Of course, no amount of reporting or documentation can make up for the visual symbols of the maquiladora industry’s presence at the border and its impact on workers and their families. They are seen just walking through the colonias and barrios filled with children walking out of shacks, without shoes onto unpaved rocky streets that turn into ponds of mud and water during heavy rains, and that are blights on the landscape when contrasted against the fancy buildings and parking lots for the maquiladora management that are located right across the highway. Or there is the emotional and visual impact of visiting a maquiladora worker in a home that may or may not have a toilet, that has walls and ceilings made of cardboard, wood and metal castoffs, as she tells you about co-workers nearly losing fingers and hands to job accidents, spontaneous abortions and poor medical care, or just how she and her family are trying to eke out an existence on the insulting wages that typify the global economy’s “race to the bottom.”

The competition in the global economy is driven by the promise of higher and higher profits, viewed as obtainable only by lower production costs and the cheapest foreign labor, all at the expense of the worker’s right to a life of dignity, health and happiness.

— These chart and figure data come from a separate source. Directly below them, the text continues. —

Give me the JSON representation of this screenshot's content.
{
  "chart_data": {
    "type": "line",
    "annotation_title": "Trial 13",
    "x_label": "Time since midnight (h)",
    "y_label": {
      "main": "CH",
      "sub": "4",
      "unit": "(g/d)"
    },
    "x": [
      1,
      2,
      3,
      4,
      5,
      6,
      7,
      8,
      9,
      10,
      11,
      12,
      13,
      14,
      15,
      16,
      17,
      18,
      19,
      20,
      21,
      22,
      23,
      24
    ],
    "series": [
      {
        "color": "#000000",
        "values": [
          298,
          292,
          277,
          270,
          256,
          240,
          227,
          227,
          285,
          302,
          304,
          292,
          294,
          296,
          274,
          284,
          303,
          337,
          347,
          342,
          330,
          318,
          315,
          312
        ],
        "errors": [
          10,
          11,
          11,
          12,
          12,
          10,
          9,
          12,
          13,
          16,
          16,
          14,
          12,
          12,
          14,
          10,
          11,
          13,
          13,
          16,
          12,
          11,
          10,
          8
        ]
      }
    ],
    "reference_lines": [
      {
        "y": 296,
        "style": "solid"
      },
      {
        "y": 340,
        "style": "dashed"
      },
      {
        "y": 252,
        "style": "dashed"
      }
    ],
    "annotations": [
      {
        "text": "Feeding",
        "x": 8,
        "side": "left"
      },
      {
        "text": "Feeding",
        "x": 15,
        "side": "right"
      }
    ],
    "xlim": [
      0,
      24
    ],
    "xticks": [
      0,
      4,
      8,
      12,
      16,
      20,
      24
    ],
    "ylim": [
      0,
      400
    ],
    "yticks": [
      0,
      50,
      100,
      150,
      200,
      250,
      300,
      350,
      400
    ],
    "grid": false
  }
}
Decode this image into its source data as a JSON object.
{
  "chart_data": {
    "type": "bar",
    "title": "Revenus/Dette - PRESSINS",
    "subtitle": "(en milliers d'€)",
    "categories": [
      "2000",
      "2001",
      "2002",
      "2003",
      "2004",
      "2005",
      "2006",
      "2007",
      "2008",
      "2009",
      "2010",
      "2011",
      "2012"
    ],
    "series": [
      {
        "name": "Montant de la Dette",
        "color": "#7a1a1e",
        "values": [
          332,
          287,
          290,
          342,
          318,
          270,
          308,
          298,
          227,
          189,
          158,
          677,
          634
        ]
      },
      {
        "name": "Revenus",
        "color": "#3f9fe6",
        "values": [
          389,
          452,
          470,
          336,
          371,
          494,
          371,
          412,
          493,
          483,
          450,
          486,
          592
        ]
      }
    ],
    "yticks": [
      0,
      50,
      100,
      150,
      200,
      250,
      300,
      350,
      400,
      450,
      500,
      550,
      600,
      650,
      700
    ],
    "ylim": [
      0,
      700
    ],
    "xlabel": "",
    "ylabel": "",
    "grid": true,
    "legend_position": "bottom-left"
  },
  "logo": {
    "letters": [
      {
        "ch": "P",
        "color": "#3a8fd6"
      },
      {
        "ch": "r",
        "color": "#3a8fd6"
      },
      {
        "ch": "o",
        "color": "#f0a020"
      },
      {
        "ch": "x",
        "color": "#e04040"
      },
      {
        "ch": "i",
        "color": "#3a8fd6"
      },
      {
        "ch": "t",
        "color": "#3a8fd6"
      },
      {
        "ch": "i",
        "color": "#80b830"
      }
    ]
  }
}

One obvious explanation for the depressed wages, at least in Cd. Acuña, is that the city has no significant union presence. It is also rumored that the mayor vows to every new industrialist to keep the city union free. As a result, every new maquiladora, regardless of the public-relations image its parent corporation may communicate worldwide, can quickly become a fief, run by local supervisors who impose strict master-servant methods of production, oversight and worker treatment, with the single aim of achieving the highest level of production for the lowest possible cost. Of course, when production is the goal, then it is more important to get the new employee working rather than to train him or her on safety issues, or teach them enough English to read a warning label about a toxic chemical, or to spend money on expensive protective gear. When keeping the machine running is more important than the impact of the machine on the humans running it, then the workers must be dehumanized. It is an economic system that thrives on turning humans into machine parts themselves, into cogs in the wheel of global production who do not think, do not feel, do not hurt, do not have lives, families or loved ones.